A lot of people do not understand the difference between people who keep a check on the money for a business. A bookkeeper and an accountant seem like the same thing to them, and if you throw a Tax Agent into the mix it just makes things worse.
The easiest way to explain what role each has is perhaps to look at them individually.
Bookkeepers literally keep the books. They keep records of finances, look after cash flow, prepare invoices, verify transactions and check everything is in order. Without demeaning the work they do, they are generally less highly qualified than an accountant.
An accountant’s job can appear to overlap that of a bookkeeper, and in fact it can involve some of the same jobs. However, an accountant takes everything further. Not only do they collect financial data, (which can be provided by a bookkeeper if a company has both, to save time), but they are responsible for analysing this too. From the information they will create budgets and ensure they are maintained. They also prepare financial statements and undertake audits, to name but a few of the extra chores they do.

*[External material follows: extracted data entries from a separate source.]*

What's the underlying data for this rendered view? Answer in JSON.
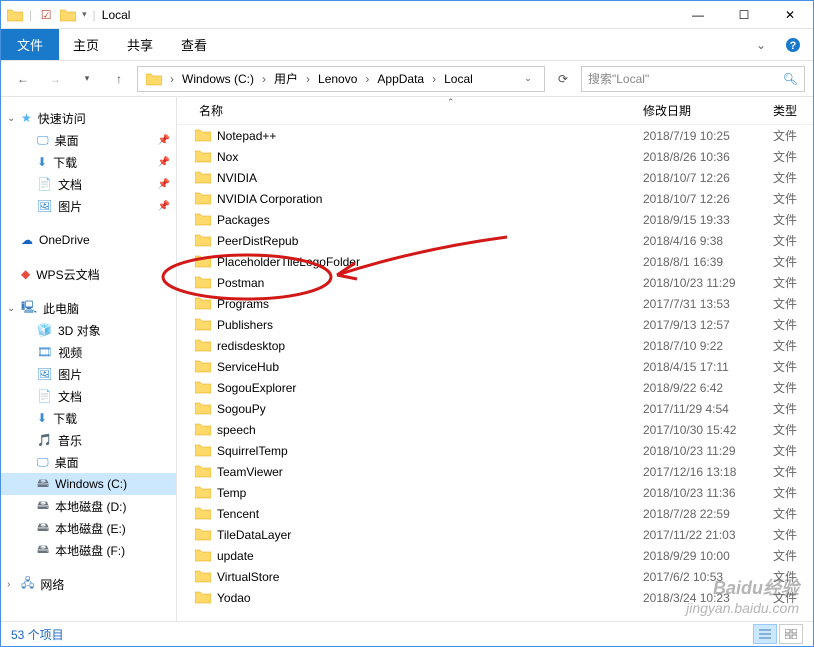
{
  "window": {
    "title": "Local"
  },
  "ribbon": {
    "file": "文件",
    "tabs": [
      "主页",
      "共享",
      "查看"
    ]
  },
  "breadcrumb": {
    "parts": [
      "Windows (C:)",
      "用户",
      "Lenovo",
      "AppData",
      "Local"
    ]
  },
  "search": {
    "placeholder": "搜索\"Local\""
  },
  "nav_pane": {
    "quick_access": "快速访问",
    "quick_items": [
      {
        "label": "桌面",
        "pinned": true,
        "icon": "desktop"
      },
      {
        "label": "下载",
        "pinned": true,
        "icon": "downloads"
      },
      {
        "label": "文档",
        "pinned": true,
        "icon": "documents"
      },
      {
        "label": "图片",
        "pinned": true,
        "icon": "pictures"
      }
    ],
    "onedrive": "OneDrive",
    "wps": "WPS云文档",
    "this_pc": "此电脑",
    "pc_items": [
      {
        "label": "3D 对象",
        "icon": "3d"
      },
      {
        "label": "视频",
        "icon": "videos"
      },
      {
        "label": "图片",
        "icon": "pictures"
      },
      {
        "label": "文档",
        "icon": "documents"
      },
      {
        "label": "下载",
        "icon": "downloads"
      },
      {
        "label": "音乐",
        "icon": "music"
      },
      {
        "label": "桌面",
        "icon": "desktop"
      },
      {
        "label": "Windows (C:)",
        "icon": "drive",
        "selected": true
      },
      {
        "label": "本地磁盘 (D:)",
        "icon": "drive"
      },
      {
        "label": "本地磁盘 (E:)",
        "icon": "drive"
      },
      {
        "label": "本地磁盘 (F:)",
        "icon": "drive"
      }
    ],
    "network": "网络"
  },
  "columns": {
    "name": "名称",
    "date": "修改日期",
    "type": "类型"
  },
  "files": [
    {
      "name": "Notepad++",
      "date": "2018/7/19 10:25",
      "type": "文件"
    },
    {
      "name": "Nox",
      "date": "2018/8/26 10:36",
      "type": "文件"
    },
    {
      "name": "NVIDIA",
      "date": "2018/10/7 12:26",
      "type": "文件"
    },
    {
      "name": "NVIDIA Corporation",
      "date": "2018/10/7 12:26",
      "type": "文件"
    },
    {
      "name": "Packages",
      "date": "2018/9/15 19:33",
      "type": "文件"
    },
    {
      "name": "PeerDistRepub",
      "date": "2018/4/16 9:38",
      "type": "文件"
    },
    {
      "name": "PlaceholderTileLogoFolder",
      "date": "2018/8/1 16:39",
      "type": "文件"
    },
    {
      "name": "Postman",
      "date": "2018/10/23 11:29",
      "type": "文件"
    },
    {
      "name": "Programs",
      "date": "2017/7/31 13:53",
      "type": "文件"
    },
    {
      "name": "Publishers",
      "date": "2017/9/13 12:57",
      "type": "文件"
    },
    {
      "name": "redisdesktop",
      "date": "2018/7/10 9:22",
      "type": "文件"
    },
    {
      "name": "ServiceHub",
      "date": "2018/4/15 17:11",
      "type": "文件"
    },
    {
      "name": "SogouExplorer",
      "date": "2018/9/22 6:42",
      "type": "文件"
    },
    {
      "name": "SogouPy",
      "date": "2017/11/29 4:54",
      "type": "文件"
    },
    {
      "name": "speech",
      "date": "2017/10/30 15:42",
      "type": "文件"
    },
    {
      "name": "SquirrelTemp",
      "date": "2018/10/23 11:29",
      "type": "文件"
    },
    {
      "name": "TeamViewer",
      "date": "2017/12/16 13:18",
      "type": "文件"
    },
    {
      "name": "Temp",
      "date": "2018/10/23 11:36",
      "type": "文件"
    },
    {
      "name": "Tencent",
      "date": "2018/7/28 22:59",
      "type": "文件"
    },
    {
      "name": "TileDataLayer",
      "date": "2017/11/22 21:03",
      "type": "文件"
    },
    {
      "name": "update",
      "date": "2018/9/29 10:00",
      "type": "文件"
    },
    {
      "name": "VirtualStore",
      "date": "2017/6/2 10:53",
      "type": "文件"
    },
    {
      "name": "Yodao",
      "date": "2018/3/24 10:23",
      "type": "文件"
    }
  ],
  "status": {
    "count": "53 个项目"
  },
  "watermark": {
    "brand": "Baidu经验",
    "url": "jingyan.baidu.com"
  }
}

They are responsible for ensuring the business complies with whatever financial regulatory requirements that branch of business must maintain.

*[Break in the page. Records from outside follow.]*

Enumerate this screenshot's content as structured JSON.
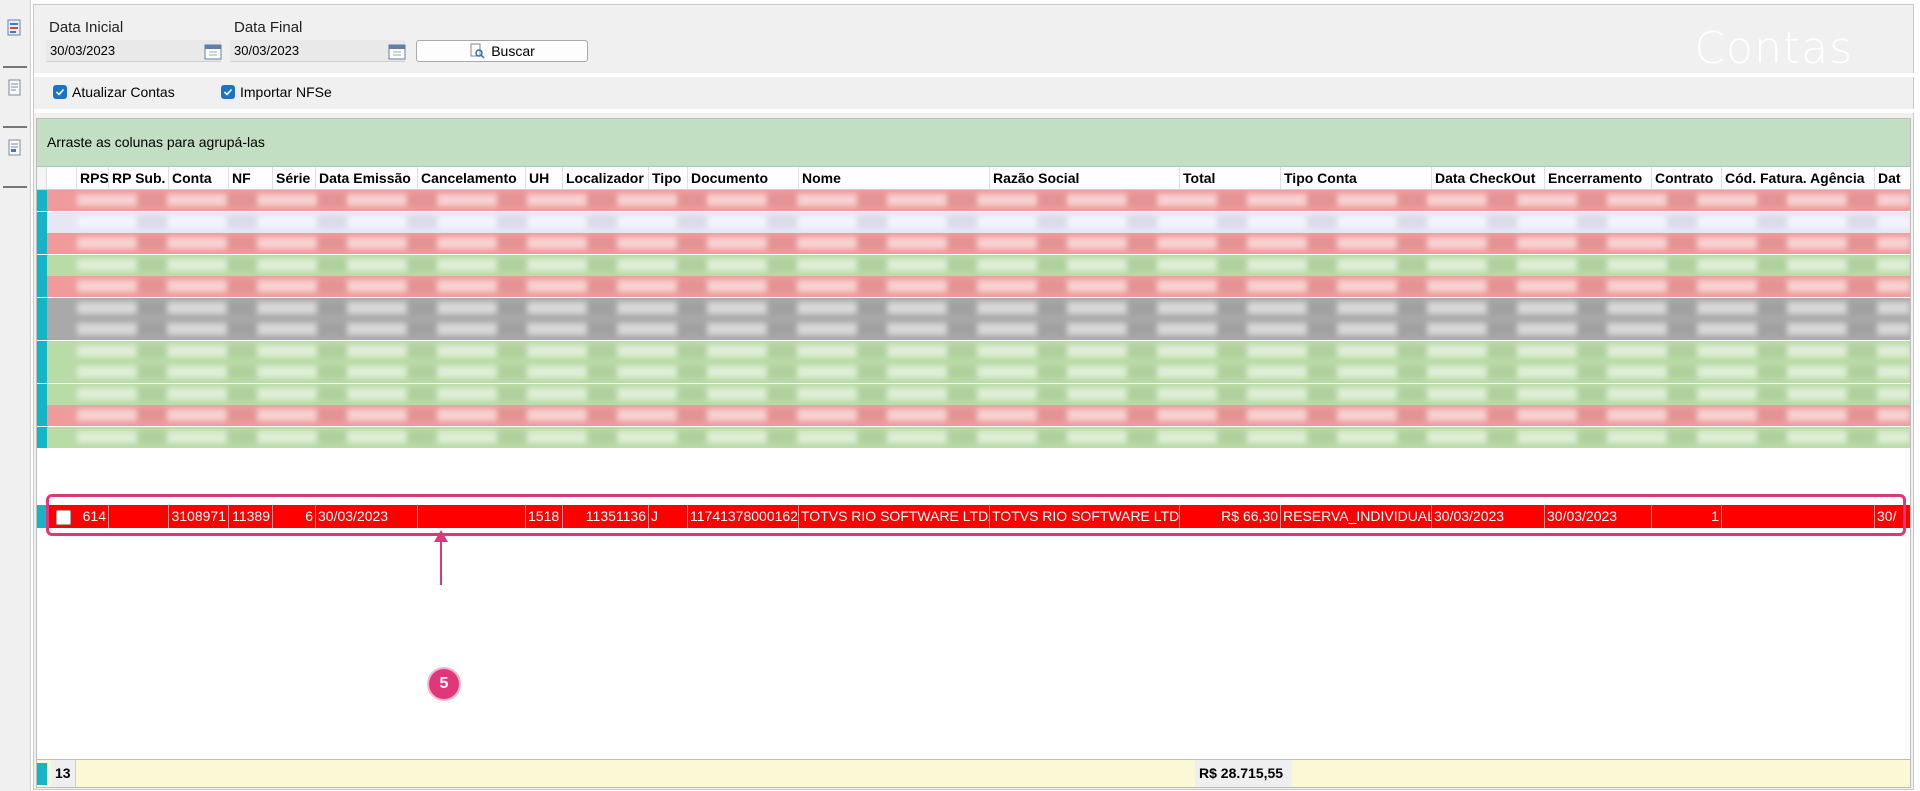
{
  "window": {
    "title": "Contas"
  },
  "filters": {
    "data_inicial_label": "Data Inicial",
    "data_inicial_value": "30/03/2023",
    "data_final_label": "Data Final",
    "data_final_value": "30/03/2023",
    "buscar_label": "Buscar"
  },
  "options": {
    "atualizar_contas": {
      "label": "Atualizar Contas",
      "checked": true
    },
    "importar_nfse": {
      "label": "Importar NFSe",
      "checked": true
    }
  },
  "grid": {
    "group_hint": "Arraste as colunas para agrupá-las",
    "columns": [
      "RPS",
      "RP Sub.",
      "Conta",
      "NF",
      "Série",
      "Data Emissão",
      "Cancelamento",
      "UH",
      "Localizador",
      "Tipo",
      "Documento",
      "Nome",
      "Razão Social",
      "Total",
      "Tipo Conta",
      "Data CheckOut",
      "Encerramento",
      "Contrato",
      "Cód. Fatura. Agência",
      "Dat"
    ],
    "blurred_row_colors": [
      "#ef9b9b",
      "#e6e6f5",
      "#ef9b9b",
      "#b9dba6",
      "#ef9b9b",
      "#a9a9a9",
      "#a9a9a9",
      "#b9dba6",
      "#b9dba6",
      "#b9dba6",
      "#ef9b9b",
      "#b9dba6"
    ],
    "selected_row": {
      "rps": "614",
      "rp_sub": "",
      "conta": "3108971",
      "nf": "11389",
      "serie": "6",
      "data_emissao": "30/03/2023",
      "cancelamento": "",
      "uh": "1518",
      "localizador": "11351136",
      "tipo": "J",
      "documento": "11741378000162",
      "nome": "TOTVS RIO SOFTWARE LTDA",
      "razao_social": "TOTVS RIO SOFTWARE LTDA",
      "total": "R$ 66,30",
      "tipo_conta": "RESERVA_INDIVIDUAL",
      "data_checkout": "30/03/2023",
      "encerramento": "30/03/2023",
      "contrato": "1",
      "cod_fatura_agencia": "",
      "dat": "30/"
    },
    "footer": {
      "count": "13",
      "total": "R$ 28.715,55"
    }
  },
  "annotation": {
    "step_number": "5",
    "color": "#e0377b"
  },
  "colors": {
    "row_indicator": "#14b5c6",
    "selected_row": "#ff0000",
    "group_bar": "#c2dec3",
    "footer": "#fbf8d5"
  }
}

In short, they need a knowledge that goes beyond balancing the books, and have to keep up with any laws regarding money movement that may be made.

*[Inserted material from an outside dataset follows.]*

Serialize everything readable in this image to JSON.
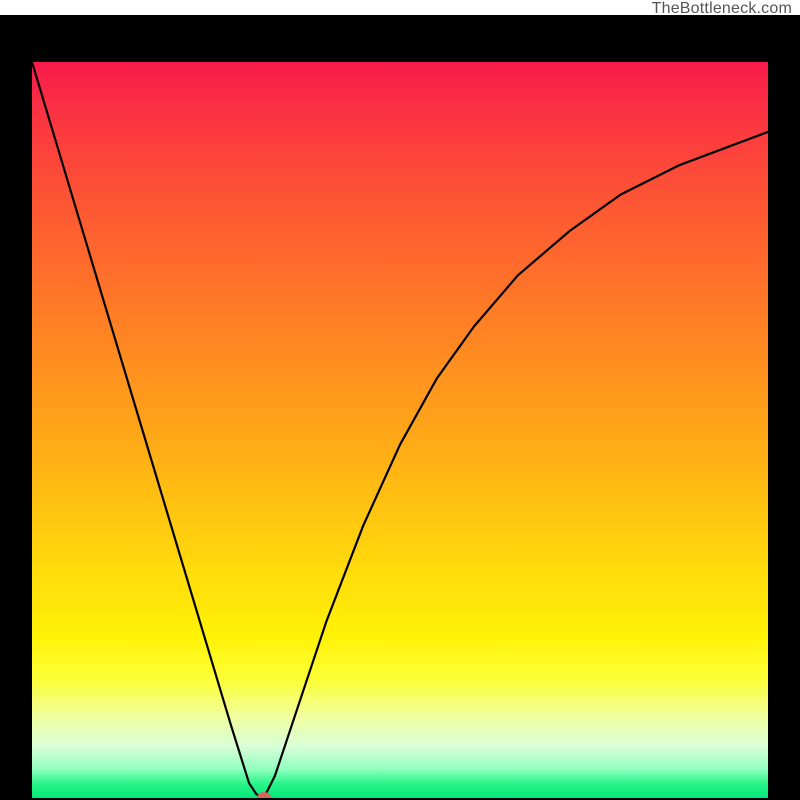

A tax agent is an accountant who specialise in taxation and everything regarding taxes. They advise on tax laws and requirements, can represent a business in any dealings with tax authorities, and tell you what you can and cannot deduct from tax returns.
To Sum Up
This is a simplified account of each person’s role in a business, but it should help clear up any misconceptions.
Each person needs some sort of qualification if they wish to work on a professional level, the certificate for bookkeeping being the lowest and tax agent the highest.